Love & Torment
With one touch, their entirety was set to flames, much like a match thrown into pools of fuel, they were two lovers destined to destroy each other.
Why is it—that in love we choose to sabotage, that in daydreams we choose to hurt, that in their eyes we see an unconditional lover, yet an unrelenting tormenter. Love is a simple word, but one must know that love is not just a word, it is a million unfixed feelings—minuscule pieces of glass, scattered and unable to be fixed together— because love is not meant to be one, it is meant to exist in fragments, in a thousand shards of glass, all with different sizes and edges, living separately in unison. In simpler terms, love is every existing synonym to the six basic human emotions: sadness, happiness, fear, anger, surprise, and disgust. But at the end of the day, love is not a list of distinct words, it is a messy mixture of feelings one must experience with their heart, mind, and soul. Humanity will continue to make poor attempts at describing love as long as we exist, but we must accept that love was created only to be experienced, not to be described.

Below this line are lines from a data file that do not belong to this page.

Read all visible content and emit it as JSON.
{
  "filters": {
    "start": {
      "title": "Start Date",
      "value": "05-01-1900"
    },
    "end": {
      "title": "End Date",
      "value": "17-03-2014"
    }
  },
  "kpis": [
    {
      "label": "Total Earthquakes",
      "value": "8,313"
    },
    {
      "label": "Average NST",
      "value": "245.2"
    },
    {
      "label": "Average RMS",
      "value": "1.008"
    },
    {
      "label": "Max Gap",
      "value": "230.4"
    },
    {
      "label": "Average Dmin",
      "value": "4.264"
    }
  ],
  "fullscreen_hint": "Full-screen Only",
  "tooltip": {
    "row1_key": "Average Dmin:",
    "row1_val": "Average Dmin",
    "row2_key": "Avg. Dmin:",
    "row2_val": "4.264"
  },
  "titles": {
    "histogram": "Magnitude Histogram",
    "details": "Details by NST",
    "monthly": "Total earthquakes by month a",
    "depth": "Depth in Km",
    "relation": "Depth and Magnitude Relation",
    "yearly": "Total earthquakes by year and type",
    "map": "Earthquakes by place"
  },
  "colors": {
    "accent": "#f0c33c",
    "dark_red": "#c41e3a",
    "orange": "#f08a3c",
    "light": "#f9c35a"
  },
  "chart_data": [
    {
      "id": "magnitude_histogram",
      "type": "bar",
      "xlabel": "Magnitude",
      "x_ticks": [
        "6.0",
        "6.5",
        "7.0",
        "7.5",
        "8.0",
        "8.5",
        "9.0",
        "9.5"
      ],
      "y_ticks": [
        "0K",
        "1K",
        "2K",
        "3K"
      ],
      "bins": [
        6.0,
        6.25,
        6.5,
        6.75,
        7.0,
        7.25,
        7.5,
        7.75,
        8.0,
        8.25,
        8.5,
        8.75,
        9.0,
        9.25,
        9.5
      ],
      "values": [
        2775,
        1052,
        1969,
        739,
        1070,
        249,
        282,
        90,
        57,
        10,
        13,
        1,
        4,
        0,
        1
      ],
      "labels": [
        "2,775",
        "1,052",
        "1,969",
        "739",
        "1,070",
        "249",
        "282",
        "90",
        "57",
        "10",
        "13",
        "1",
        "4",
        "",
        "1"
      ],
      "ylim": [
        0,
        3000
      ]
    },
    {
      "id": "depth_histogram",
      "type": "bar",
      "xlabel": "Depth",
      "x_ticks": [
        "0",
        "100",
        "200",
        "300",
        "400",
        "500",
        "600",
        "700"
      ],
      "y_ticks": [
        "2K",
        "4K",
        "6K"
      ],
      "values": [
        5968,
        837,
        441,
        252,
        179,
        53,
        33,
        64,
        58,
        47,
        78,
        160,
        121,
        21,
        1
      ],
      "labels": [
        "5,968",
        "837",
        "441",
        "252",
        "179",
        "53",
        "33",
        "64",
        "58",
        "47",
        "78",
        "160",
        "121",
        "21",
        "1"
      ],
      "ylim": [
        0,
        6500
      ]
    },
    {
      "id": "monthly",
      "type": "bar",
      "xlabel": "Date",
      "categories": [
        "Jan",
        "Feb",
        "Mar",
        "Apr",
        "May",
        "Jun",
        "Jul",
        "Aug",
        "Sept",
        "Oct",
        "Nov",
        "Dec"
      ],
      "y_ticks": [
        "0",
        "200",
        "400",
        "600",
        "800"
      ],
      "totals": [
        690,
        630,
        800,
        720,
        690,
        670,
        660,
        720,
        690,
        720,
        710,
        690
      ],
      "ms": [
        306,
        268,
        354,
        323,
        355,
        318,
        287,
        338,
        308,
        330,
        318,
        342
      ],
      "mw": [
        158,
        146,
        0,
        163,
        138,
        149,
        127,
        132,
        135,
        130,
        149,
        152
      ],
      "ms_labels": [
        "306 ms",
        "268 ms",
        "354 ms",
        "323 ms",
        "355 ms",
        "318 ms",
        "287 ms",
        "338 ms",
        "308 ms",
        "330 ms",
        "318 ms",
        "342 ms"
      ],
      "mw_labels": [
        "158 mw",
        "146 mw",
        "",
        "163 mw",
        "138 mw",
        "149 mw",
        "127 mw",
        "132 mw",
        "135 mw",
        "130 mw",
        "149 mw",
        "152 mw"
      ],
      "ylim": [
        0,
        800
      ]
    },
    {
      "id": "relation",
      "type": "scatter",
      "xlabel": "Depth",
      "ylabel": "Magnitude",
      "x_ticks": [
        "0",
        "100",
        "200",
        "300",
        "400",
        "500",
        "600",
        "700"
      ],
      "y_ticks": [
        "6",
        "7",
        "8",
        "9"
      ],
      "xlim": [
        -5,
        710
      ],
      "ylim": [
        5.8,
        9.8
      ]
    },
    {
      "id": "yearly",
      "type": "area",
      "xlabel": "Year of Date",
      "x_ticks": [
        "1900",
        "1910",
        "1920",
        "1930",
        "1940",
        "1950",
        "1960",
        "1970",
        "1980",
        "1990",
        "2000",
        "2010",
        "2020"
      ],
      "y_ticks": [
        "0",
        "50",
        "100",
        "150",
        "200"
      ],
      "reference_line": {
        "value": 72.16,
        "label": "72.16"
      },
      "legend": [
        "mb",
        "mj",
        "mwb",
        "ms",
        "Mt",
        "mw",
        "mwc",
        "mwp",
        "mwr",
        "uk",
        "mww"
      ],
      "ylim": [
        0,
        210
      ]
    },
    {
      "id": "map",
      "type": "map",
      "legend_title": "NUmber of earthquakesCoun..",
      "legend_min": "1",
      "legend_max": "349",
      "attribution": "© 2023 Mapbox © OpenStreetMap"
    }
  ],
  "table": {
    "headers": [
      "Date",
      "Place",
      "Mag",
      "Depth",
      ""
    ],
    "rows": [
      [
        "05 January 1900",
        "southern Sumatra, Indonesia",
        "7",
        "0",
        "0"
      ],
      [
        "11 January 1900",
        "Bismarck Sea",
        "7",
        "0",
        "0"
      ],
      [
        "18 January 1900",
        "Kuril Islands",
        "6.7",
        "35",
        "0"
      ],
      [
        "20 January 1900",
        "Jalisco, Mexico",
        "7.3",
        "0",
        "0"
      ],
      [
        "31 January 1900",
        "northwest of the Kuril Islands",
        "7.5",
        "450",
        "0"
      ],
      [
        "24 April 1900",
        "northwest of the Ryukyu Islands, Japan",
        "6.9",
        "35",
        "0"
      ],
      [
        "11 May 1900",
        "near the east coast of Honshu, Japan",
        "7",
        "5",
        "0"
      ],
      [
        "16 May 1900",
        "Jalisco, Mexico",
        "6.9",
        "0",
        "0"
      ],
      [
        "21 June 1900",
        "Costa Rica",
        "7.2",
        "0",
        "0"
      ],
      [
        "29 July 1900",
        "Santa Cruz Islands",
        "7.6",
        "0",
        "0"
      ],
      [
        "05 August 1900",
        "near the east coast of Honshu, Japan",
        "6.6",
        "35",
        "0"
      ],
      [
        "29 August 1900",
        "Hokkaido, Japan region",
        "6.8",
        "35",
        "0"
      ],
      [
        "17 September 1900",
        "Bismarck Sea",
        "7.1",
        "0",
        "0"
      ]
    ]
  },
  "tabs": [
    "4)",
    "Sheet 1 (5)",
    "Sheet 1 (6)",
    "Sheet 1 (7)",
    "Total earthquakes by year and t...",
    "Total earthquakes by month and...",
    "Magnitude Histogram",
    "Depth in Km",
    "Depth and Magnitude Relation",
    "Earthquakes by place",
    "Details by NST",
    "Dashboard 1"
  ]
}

With all of its complexities, it is easy to be confused with, which is why we often associate a lover with a tormentor. Why we intertwine love and hate, why we reconstruct communication into disputes, why we entangle a deep connection with heartbreak, and closeness with conflict. We’ve tried so hard to actualize what love is that we began to measure it in ounces of negative experiences— the more real that love was, the more tragedies it withstood. This concept of “unconditional love” is something that is materialistic, something that is measured.
We must learn to tread carefully when dabbling with love and torment— because love is of a flame igniting on a match, and torment is the fuel treading closer and closer to the fire, the second these two touch, love is engulfed in flames, and all that is left is a tormenting fire and malignant smoke. Love becomes sabotage, love becomes pain, and love becomes noxious—
If we were so unwavering to measure love, why did it have to be measured by toxicity?